The other trait is being able to admit you made a mistake. Many Doms seem to think they cannot make - much less admit - a mistake. Everyone makes them. Everyone. There is no Doctrine of Dominant Infallibility. The ability to admit error, gracefully and without making excuses, is critical to the development of a Dom into a Master. Take this to the bank.
Now onto the requirements I feel one would need to get my accreditation as a BDSM Master, if such an accreditation existed.
One must be knowledgeable in BDSM and D/s. If there were a written test, it goes without saying that a Master would know every term in our BDSM Dictionary. A Master should have read a lot about BDSM on this site. Although I am talking about becoming a real-time Master, I believe one can learn a lot from online chat. This is a great way to exchange ideas and refine your BDSM thinking. There are great chat rooms on IRC/bondage.com. And don’t forget our Forums where bondage.com members post their personal experiences and opinions. I have included a Book List where the best BDSM books are listed. The more you read, the more you know. And reading is still the best way to understand the mental dynamics of the Master/slave relationship - which is what a Master must have an understanding of.
Real-time experience is crucial. Even if one knows everything book-wise, he/she is still not a Master. I would think that a few years experience in the lifestyle would be necessary. It has been said that the best Dominants have had experience as a submissive. This is open to debate. But what is not open to debate is that real-time BDSM and D/s experience is essential. It is one thing to know things theoretically - let’s say by extensive reading, online chatting and participating in our Forums - but there is nothing like "hands on" experience. (And in BDSM, "hands on" can be a lot of fun!)

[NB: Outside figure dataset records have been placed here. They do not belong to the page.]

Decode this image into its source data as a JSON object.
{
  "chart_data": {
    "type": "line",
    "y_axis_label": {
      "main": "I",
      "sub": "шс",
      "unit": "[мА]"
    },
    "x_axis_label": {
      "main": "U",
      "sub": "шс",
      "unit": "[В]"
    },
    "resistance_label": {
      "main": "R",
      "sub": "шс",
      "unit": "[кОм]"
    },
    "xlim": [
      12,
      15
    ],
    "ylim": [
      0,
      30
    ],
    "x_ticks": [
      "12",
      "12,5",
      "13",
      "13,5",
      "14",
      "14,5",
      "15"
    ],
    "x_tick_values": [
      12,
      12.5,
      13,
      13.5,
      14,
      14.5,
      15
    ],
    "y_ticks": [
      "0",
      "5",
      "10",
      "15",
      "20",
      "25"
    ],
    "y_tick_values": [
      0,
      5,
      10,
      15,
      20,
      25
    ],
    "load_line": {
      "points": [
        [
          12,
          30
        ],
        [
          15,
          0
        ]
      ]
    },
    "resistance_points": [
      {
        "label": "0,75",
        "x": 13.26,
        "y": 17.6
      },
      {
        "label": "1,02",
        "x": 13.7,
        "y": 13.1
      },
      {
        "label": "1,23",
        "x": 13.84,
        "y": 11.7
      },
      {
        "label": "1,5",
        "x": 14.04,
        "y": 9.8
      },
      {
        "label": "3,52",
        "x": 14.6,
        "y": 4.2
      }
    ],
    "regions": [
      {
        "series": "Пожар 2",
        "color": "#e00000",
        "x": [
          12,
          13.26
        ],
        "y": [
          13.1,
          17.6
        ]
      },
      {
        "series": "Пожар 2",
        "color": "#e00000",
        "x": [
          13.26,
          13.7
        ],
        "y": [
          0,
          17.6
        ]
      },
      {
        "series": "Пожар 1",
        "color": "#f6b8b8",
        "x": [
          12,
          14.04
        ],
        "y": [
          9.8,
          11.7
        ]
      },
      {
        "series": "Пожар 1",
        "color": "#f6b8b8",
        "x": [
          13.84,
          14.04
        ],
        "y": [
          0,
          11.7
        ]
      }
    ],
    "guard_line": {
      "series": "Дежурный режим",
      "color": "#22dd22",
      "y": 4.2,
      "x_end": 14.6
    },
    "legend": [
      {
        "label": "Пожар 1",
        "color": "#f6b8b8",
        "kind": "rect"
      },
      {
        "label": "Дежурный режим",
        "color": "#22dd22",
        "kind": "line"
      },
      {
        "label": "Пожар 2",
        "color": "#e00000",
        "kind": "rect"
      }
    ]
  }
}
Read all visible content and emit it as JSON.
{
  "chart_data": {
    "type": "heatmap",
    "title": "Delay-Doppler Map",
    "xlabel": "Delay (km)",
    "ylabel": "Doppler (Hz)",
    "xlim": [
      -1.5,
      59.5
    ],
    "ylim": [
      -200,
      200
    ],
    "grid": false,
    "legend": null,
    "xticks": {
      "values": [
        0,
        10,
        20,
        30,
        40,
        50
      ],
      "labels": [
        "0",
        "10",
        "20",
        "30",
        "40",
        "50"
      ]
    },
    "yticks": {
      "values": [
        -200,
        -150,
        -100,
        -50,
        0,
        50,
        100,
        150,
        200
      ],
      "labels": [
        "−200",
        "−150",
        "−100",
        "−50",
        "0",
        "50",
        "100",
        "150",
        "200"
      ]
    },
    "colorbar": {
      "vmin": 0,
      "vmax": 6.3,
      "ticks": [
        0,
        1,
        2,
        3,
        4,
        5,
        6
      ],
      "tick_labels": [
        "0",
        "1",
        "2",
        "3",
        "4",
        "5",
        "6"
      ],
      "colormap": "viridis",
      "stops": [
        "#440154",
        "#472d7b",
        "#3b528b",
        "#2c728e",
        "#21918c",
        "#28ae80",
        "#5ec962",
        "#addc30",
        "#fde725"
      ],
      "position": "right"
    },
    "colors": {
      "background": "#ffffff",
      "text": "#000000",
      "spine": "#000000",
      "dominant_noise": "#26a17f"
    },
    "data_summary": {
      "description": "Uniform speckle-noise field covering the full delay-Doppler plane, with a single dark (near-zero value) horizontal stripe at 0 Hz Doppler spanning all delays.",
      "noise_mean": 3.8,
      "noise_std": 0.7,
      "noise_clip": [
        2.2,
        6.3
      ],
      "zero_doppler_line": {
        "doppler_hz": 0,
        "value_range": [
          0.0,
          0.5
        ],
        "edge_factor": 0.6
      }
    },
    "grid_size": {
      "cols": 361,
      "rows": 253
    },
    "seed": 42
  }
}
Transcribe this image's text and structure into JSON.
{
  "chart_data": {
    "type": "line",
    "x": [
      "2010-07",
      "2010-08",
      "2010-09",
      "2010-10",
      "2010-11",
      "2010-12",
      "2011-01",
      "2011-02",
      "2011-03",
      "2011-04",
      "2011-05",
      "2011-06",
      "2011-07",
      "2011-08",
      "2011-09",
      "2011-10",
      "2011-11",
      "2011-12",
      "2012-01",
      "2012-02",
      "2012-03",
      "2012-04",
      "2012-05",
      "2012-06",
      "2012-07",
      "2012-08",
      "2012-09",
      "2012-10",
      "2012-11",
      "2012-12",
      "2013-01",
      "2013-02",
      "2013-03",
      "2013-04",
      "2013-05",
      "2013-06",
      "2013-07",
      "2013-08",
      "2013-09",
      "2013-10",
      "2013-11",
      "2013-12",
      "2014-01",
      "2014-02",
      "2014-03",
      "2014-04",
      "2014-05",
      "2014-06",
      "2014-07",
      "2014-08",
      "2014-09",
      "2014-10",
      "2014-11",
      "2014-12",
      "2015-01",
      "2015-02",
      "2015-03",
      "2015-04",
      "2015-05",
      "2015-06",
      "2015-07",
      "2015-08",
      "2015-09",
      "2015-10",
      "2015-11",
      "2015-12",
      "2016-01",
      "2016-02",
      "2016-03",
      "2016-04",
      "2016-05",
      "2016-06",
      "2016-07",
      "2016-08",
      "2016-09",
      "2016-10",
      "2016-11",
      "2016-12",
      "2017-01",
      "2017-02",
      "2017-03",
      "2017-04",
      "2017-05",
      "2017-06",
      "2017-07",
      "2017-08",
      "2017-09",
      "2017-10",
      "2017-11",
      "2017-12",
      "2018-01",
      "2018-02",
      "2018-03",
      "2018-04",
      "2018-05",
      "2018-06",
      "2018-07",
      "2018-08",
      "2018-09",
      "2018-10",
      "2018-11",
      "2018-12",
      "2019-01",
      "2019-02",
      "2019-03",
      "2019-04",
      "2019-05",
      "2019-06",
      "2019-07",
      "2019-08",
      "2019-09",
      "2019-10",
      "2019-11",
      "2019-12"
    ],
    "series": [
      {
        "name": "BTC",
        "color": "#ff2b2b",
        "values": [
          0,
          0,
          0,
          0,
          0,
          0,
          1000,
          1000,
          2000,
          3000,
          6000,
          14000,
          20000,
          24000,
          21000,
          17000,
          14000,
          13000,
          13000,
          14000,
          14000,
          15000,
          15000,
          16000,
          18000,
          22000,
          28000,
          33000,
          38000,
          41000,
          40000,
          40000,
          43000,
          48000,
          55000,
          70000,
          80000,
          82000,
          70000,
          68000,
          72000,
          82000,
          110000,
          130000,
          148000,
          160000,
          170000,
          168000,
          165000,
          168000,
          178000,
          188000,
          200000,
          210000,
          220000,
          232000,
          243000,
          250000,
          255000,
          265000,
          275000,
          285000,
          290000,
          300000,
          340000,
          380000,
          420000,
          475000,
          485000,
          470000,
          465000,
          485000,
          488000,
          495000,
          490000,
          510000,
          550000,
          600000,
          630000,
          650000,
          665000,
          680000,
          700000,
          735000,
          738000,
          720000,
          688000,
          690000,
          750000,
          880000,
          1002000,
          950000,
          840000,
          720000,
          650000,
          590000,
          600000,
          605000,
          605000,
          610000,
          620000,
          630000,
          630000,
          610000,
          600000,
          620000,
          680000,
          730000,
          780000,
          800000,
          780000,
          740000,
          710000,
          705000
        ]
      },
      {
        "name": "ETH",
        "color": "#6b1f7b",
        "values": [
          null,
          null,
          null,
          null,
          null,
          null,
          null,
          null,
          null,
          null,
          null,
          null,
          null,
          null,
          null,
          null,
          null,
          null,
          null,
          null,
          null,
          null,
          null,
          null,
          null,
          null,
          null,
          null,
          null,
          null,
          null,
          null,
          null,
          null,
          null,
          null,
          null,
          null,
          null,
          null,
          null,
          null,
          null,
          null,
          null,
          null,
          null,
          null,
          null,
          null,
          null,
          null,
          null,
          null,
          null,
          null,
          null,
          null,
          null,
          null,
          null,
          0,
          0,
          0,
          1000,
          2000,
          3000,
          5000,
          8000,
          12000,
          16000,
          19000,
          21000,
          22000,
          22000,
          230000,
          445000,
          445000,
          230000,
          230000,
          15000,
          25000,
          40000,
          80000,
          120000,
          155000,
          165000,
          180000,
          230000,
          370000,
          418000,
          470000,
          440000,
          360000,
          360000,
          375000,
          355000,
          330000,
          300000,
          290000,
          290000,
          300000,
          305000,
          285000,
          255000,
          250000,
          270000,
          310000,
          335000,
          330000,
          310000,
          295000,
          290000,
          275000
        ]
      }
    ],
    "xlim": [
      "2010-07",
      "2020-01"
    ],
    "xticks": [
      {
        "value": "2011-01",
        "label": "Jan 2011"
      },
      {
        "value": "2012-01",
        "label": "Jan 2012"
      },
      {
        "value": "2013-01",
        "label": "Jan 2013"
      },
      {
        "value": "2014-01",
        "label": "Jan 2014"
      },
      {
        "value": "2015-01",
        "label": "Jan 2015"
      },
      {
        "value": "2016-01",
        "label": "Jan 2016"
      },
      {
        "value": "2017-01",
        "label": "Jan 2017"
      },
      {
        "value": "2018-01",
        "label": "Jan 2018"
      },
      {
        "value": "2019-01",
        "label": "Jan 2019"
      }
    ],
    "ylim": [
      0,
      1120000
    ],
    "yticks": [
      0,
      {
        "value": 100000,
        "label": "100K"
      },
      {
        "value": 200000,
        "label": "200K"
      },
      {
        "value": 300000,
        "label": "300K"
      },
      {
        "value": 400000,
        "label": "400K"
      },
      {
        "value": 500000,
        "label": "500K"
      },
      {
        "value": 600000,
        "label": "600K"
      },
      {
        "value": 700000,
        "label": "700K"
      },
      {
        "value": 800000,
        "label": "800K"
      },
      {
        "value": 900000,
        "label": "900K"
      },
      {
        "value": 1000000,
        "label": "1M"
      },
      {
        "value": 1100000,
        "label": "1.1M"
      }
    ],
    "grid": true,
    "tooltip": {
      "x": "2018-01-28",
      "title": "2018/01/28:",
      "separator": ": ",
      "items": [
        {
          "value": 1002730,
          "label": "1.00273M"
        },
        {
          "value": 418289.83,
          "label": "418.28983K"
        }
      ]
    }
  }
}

A Master should have mastered (there is that word again!) many essential real time BDSM skills. At the very least, a Master should know how to do rope bondage, should know proper and safe flogging-caning-cropping-paddling-spanking techniques, and know how to use most BDSM equipment (like the Saint Andrews Cross) safely and skillfully. A Master should know how to put a submissive into subspace and provide the proper aftercare. Although some Masters eschew public play, a Master should have gone to a bunch of play parties to get a feel for what others in the lifestyle are up to. Observing others at play parties - and joining local BDSM groups in your city and meeting others in the lifestyle - is the best way to learn these techniques.
I think a Master should have at least one specialty that he is truly an expert in. It might be fire play, rope suspension, wielding a single tail whip, Japanese rope bondage, mummification, cupping or any one of a myriad of BDSM skills. In this way, the Master not only earns respect from his/her peers, but can also teach these skills to others on their road to becoming a Master. Obviously, no one can be an expert in all areas. But a Master should strive to keep learning.
Finally, a Master should always practice safe sex and safe play. Keep in mind that becoming a Master is not a destination but a step in the BDSM journey. A fun journey.